Гримальд и Бадугенна
Жил некогда герцог Фландрии и Артуа, Гримальд по имени. Его меч назывался Экесакс. Его кастильский конь носил кличку Гуверйорс. Не было, казалось, князя на свете, о коем господь пекся бы благосклоннее, и взгляд Гримальда смело облетал его наследные земли с богатыми городами и сильными крепостями, достойно и строго покоился на его maisnie[15 — домочадцы, дружинники-рыцари (старофранц.)] и оруженосцах, на скороходах, поварах и поварятах, на трубачах, скрипачах, барабанщиках и флейтистах, на его свите – двенадцати юношах знатного рода и доброго нрава, в том числе двух молодых сарацинах, над идолом которых, Магометом, запрещалось Глумиться их товарищам христианам. Когда он с женою своей, Бадугенной, благороднейшей дамой, шествовал в церковь или к торжественной трапезе, эти пажи, в пестрых чулках, прыгали впереди них, попарно держась за руки и скрещивая ноги.
Его родовым замком, где большей частью и находился двор герцога Гримальда, был Шастель Бельрапейр, на высотах питавшей овец Артуа, словно выточенный на токарном станке, если взглянуть издали на его крыши и балконы, на предмостные укрепления, стены и башни замка, надежного убежища, каковое и должен иметь князь на случай нашествия лютых врагов извне, а равно и на случай злых смут среди собственных подданных; убежище это было к тому же удобно для жилья и приятно для глаза. Сердцевиной замка был высокий донжон, прямоугольный, с роскошными внутренними покоями, скрытыми, впрочем, не только в жилой башне, но также во многих пристройках и внутренних флигелях вдоль стены, а из зала донжона шла прямая лестница вниз, на крепостной двор, к лужайке, где за прочной каменной изгородью стояла тенистая липа. На скамье, опоясывавшей дерево, герцогская чета часто сиживала в летние дни на подушках из галапского и дамасского атласа, а в ногах у князей, на коврах, разостланных челядью по холеной траве, изящными группами располагалась знать, чтобы послушать правдивые и вымышленные сказы менестрелей, которые, перебирая струны, повествовали об Артуре, владыке всех бриттов, о короле хорошей погоды Оренделе, о том, как поздней осенью он терпит жестокое кораблекрушение и становится рабом ледяного великана, о битвах рыцарей-христиан с диковинно-отвратительными племенами таких отдаленных земель, как Этниза, Гильстрам или Ранкулат: журавлиноголовыми, лобоглазыми, плоскостопыми, пигмеями и гигантами; о необычайных опасностях Магнитной горы и о том, как хитростью отбирают у грифов червонное золото; о богословском споре между святым Сильвестром и неким иудеем перед лицом императора Константина: иудей прокричал в ухо быку имя своего бога, и бык, бездыханный, свалился наземь. Но тут Сильвестр призвал Христа, и бугай снова встал на ноги и громовым рыком провозгласил превосходство истинной веры.

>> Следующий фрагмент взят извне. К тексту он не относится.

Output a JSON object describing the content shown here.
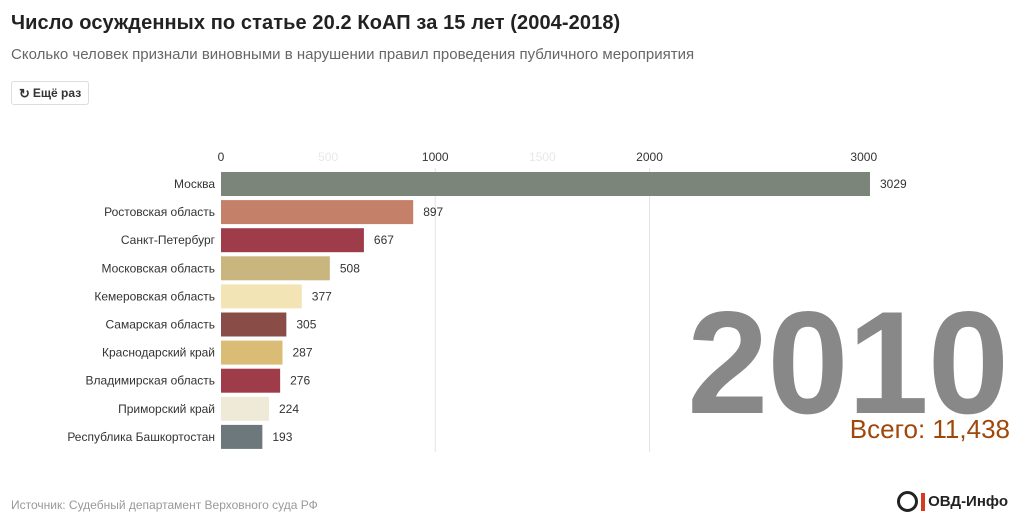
{
  "title": "Число осужденных по статье 20.2 КоАП за 15 лет (2004-2018)",
  "subtitle": "Сколько человек признали виновными в нарушении правил проведения публичного мероприятия",
  "replay_button": {
    "icon": "↻",
    "label": "Ещё раз"
  },
  "year": "2010",
  "total_label": "Всего: 11,438",
  "source": "Источник: Судебный департамент Верховного суда РФ",
  "logo": {
    "icon": "ovd-info-logo",
    "text": "ОВД-Инфо",
    "accent_color": "#d63b1f"
  },
  "chart_data": {
    "type": "bar",
    "orientation": "horizontal",
    "categories": [
      "Москва",
      "Ростовская область",
      "Санкт-Петербург",
      "Московская область",
      "Кемеровская область",
      "Самарская область",
      "Краснодарский край",
      "Владимирская область",
      "Приморский край",
      "Республика Башкортостан"
    ],
    "values": [
      3029,
      897,
      667,
      508,
      377,
      305,
      287,
      276,
      224,
      193
    ],
    "colors": [
      "#7b8579",
      "#c48068",
      "#9e3c4a",
      "#c9b67e",
      "#f3e4b5",
      "#8a4c46",
      "#dbbc77",
      "#9e3c4a",
      "#efead8",
      "#6c787b"
    ],
    "xlim": [
      0,
      3029
    ],
    "ticks": [
      {
        "value": 0,
        "label": "0",
        "faded": false
      },
      {
        "value": 500,
        "label": "500",
        "faded": true
      },
      {
        "value": 1000,
        "label": "1000",
        "faded": false
      },
      {
        "value": 1500,
        "label": "1500",
        "faded": true
      },
      {
        "value": 2000,
        "label": "2000",
        "faded": false
      },
      {
        "value": 3000,
        "label": "3000",
        "faded": false
      }
    ],
    "gridlines": [
      1000,
      2000
    ],
    "xlabel": "",
    "ylabel": ""
  }
}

Но все это только примера ради. Вообще же тут задавали друг другу хитроумные загадки и вели непринужденные беседы, полные смысла и corteisie[16 — придворная галантность, куртуазность (старофранц.)], так что воздух не раз оглашался веселым смехом кавалеров и дам.

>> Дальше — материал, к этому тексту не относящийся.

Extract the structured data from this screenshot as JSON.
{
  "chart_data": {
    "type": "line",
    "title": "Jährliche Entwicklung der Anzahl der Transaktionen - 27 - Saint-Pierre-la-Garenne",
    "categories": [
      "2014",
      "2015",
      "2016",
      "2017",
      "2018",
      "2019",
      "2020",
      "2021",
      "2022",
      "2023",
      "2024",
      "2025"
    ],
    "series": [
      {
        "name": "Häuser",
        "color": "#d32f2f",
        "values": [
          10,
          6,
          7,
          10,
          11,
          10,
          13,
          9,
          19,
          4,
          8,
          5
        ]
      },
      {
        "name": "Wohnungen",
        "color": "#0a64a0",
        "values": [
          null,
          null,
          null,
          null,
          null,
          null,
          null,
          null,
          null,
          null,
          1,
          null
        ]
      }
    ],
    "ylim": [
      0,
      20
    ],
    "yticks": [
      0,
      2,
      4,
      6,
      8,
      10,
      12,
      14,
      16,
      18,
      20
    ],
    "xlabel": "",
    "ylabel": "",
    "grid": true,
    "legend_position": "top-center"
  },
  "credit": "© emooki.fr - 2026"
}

Я, со своей стороны, тоже готов рассмеяться, если кто подумает, что по вечерам верхний зал освещали дымящие факелы из соломы или лучины. Как бы не так! С потолка свисали паникадила, густо усеянные мерцающими свечами, а по стенам сияли десятисвечные подвесные шандалы. Было здесь два мраморных очага, где сгорали сандал и алоэ, а каменный пол покрывали широкие ковры, которые в особых случаях, когда, скажем, князь Канволейский или король Анжуйский – bien soi venu, beau Sire![17 — Добро пожаловать, сир! (старофранц.)] – гостили у герцога, усыпались еще хворостом, листьями ситника и цветами. За трапезой господин Гримальд и госпожа Бадугенна сидели в креслах с подушками арабского ахмарди, а напротив сидел их капеллан. Барды садились в самом низу стола или же располагались вместе с подлым людом за отдельным столом, а более почетные гости за четырехместными откидными столиками с белыми скатертями, и пажи, по четыре за каждым, склоняя колена, подносили золотые рукомойники и полотенца пестрого шелка. Яства были поистине княжеские: и цапли, и рыба, и бараньи котлеты, и птица, пойманная, в рощице, и жирные карпы. Ко всякому блюду пажи подавали перец и аграс (я имею в виду фруктовый соус) и усердно, с разрумянившимися лицами (ибо они сами выпивали за дверью), наполняли кубки вином, и тутовой настойкой, и красным синопелем, и пряным прозрачным напитком – кларетом, каковым особенно охотно и часто орошал горло господин Гримальд.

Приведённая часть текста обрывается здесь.